Глава 41
Возвращаясь домой от старшей дочки, Павел Серафимович пошел по узкому переулку. Он издалека узнал Михаила, который шагал навстречу. В другой раз сын свернул бы куда-нибудь, как делал это всегда, чтобы не встретиться с отцом, но сейчас ему некуда было деться. Павел Серафимович поравнялся с сыном, вежливо поздоровался.
– Добрый вечер, Михаил!
– Добрый! – буркнул тот в ответ, но дальше не прошел, остановился.
– Как ты?
– Хорошо. А вы? – спросил, не поднимая головы.
– Зашел бы, узнал.
– Нет времени.
– Говорят люди, на задних лапках ходишь перед руководством?
– Не ваше дело! – огрызнулся.
– Ну хорошо, это твое дело. А как там детишки?
– Тоже хорошо, – мрачно отозвался Михаил.
– Мы с матерью уже соскучились по ним. Мать сколько раз приходила, чтобы увидеть внуков, приносила гостинцы, так твоя жена не пустила ее на порог.
– Не надо нам от вас ничего! – отрубил Михаил.
Больно резанули эти слова по самому сердцу, но Павел Серафимович молча проглотил обиду.
– Они же наши внуки, родная кровь, – спокойно заметил отец. – Семья Черножуковых всегда было дружной.
– Прошли те времена.
– Так ты, как я понимаю, отрекся от своих родителей? – Отец поставил вопрос ребром.
– Зачем такие громкие слова? Отрекся, не отрекся. Я – комсомолец, строю новую светлую социалистическую жизнь, а такие, как вы, мешают, тянут назад.
– И чем же, Михаил, я тяну назад?
– Тем, что трясешься над своим богатством!

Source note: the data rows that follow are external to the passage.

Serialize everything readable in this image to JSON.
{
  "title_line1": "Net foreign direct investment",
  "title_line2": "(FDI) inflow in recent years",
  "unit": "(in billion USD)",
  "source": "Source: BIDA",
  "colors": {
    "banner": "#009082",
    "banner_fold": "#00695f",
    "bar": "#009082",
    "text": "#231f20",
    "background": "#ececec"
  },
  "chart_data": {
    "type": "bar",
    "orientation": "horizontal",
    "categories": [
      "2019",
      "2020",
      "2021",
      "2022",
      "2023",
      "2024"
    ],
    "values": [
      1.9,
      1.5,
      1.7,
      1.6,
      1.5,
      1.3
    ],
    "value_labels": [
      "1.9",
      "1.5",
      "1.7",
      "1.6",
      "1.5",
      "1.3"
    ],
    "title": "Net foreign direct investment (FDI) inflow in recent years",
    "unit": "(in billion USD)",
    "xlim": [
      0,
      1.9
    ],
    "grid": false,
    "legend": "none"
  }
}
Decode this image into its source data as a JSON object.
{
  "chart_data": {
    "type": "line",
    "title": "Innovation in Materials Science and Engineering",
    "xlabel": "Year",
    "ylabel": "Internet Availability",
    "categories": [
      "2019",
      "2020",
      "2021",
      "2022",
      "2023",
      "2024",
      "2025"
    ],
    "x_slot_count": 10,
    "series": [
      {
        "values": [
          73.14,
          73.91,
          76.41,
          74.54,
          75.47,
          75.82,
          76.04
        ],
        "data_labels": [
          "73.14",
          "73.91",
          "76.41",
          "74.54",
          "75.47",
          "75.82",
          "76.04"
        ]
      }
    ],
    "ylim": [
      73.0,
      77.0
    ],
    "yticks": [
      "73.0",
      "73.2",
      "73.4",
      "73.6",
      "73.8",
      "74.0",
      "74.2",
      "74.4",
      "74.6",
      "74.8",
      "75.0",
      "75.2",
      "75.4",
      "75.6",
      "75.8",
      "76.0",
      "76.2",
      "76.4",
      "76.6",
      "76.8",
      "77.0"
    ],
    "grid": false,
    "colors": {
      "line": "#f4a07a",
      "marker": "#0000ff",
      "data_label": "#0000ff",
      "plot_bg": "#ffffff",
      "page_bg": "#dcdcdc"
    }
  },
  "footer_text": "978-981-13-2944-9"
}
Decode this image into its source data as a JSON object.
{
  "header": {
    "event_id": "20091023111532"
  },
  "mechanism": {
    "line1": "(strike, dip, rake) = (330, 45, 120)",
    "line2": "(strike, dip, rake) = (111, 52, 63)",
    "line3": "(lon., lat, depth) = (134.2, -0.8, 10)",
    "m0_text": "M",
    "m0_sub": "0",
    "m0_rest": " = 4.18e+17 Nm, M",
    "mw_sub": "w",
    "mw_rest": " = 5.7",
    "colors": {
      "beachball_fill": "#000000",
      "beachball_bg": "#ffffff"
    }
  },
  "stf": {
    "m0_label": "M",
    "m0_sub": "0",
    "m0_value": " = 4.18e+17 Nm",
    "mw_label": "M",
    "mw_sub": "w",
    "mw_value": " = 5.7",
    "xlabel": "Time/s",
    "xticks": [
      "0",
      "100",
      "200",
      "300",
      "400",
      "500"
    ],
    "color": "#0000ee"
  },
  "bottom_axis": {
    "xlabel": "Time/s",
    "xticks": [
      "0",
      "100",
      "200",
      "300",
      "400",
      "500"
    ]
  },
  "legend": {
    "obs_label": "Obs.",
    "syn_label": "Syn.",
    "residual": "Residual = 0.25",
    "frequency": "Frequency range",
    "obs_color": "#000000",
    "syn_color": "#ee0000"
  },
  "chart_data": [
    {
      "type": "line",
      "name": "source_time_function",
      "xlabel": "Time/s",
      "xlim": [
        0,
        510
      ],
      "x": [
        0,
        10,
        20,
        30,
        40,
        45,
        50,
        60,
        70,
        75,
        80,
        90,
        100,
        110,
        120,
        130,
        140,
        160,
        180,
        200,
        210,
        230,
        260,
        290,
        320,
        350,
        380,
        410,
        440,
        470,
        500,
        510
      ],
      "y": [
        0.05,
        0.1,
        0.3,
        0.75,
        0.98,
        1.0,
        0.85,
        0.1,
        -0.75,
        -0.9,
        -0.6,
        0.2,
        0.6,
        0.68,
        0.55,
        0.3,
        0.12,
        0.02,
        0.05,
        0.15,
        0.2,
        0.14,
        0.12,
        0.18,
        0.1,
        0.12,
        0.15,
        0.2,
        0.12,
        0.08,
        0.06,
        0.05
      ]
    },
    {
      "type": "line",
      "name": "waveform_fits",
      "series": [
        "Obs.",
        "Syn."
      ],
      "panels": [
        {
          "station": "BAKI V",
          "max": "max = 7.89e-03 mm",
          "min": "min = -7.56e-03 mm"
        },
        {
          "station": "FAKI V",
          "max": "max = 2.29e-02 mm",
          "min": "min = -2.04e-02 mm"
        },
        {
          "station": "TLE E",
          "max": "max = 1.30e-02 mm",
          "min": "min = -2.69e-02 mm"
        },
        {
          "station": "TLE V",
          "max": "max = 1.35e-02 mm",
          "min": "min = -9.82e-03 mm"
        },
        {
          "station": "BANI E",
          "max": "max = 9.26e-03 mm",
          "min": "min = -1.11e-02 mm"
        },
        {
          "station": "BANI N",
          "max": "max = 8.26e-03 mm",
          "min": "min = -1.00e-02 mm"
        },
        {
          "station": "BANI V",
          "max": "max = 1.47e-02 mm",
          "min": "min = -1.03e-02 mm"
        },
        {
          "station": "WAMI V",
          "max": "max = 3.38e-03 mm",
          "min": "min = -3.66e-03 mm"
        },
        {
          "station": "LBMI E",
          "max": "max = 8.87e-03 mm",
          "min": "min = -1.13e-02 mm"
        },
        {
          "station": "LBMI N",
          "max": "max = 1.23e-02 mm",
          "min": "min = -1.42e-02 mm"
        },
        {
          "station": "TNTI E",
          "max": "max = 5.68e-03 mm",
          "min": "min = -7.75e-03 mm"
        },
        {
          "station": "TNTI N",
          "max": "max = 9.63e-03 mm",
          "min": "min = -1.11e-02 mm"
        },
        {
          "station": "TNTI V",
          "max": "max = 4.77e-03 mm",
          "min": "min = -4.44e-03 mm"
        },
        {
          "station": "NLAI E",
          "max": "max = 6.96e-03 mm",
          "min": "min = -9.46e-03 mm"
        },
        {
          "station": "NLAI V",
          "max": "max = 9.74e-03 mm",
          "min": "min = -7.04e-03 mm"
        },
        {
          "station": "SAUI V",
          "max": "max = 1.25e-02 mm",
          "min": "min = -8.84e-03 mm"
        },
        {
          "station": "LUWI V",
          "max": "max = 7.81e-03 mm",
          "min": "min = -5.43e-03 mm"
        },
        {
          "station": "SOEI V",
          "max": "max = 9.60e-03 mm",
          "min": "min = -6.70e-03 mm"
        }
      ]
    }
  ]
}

Вцепился в землю руками и ногами и не видишь, что уже все впереди, а ты остался где-то позади.
– Кто впереди?
– Коммунисты, комсомольцы, колхозы в конце концов!
– В вашем колхозе, который впереди, земля сорняками поросла, скотина ревет голодная, лошади тощие, как клячи, детей кнутами порют, и нет у вас хозяина, нет!
– Все будет, но не сразу.
– Возможно, – согласился отец.
– Поймите, – сказал Михаил, глядя куда-то на огороды, – лучше уже сейчас вступить в колхоз и все добровольно отдать.
– Я и так все отдал, заплатив налоги.
– Неужели? – спросил Михаил с напускным удивлением. – Я же знаю, у вас всегда есть большие запасы.
– Были когда-то.
– Все равно у вас все отберут.
– Уже нечего брать, – сказал отец. – Так что передать матери? Ты проведаешь ее?
– Я не приду, – заметно смутившись, ответил Михаил.
– Плохие мы с матерью стали, – насмешливо произнес отец. – Брезгуешь нами, кулаками?
– Ты сам ответил на свой вопрос, – сказал Михаил. Поправив фуражку, он быстро ушел.
Будто кипятком обдали Павла Серафимовича, даже сердце похолодело от обиды. Потихоньку поплелся домой. Дойдя до усадьбы, свернул в сторону, пошел к озеру. Грузом лег на сердце разговор с сыном. Как о нем рассказать жене? Слышал не раз, как плачет по ночам в подушку. Оно и понятно: мать! Родила в муках, выкормила грудью, выпестовала, вырастила, а он теперь волком смотрит на нее. Осунулась она от волнений и печали, жалко ее. Даже представить невозможно, как ей больно за сына. И не рассказать о встрече с ним нельзя, а сказать – еще больше разбередить рану.
Павел Серафимович долго сидел на берегу озера. Остывали мысли. Уже висела луна в синем вечернем небе, залив светом все вокруг, а мужская фигура оставалась неподвижной. Даже лунный звездный вечер не мог избавить мужчину от тяжелых раздумий. Железная тоска все еще давила на сердце. Он взял камешек, швырнул в озеро. Раскрылся веер янтарных водяных блесток. Если бы так можно было тоску рассыпать по воде, чтобы она разошлась кругами, развеялась!
Бросив последний взгляд на блестящую поверхность, Павел Серафимович пошел домой. Какое-то внутреннее чутье ему подсказало, что приближается что-то серое, неизвестное, ужасное. Еще нельзя было четко разглядеть черты этого кошмара, но было ясно, что он потерял еще одного дорогого человека.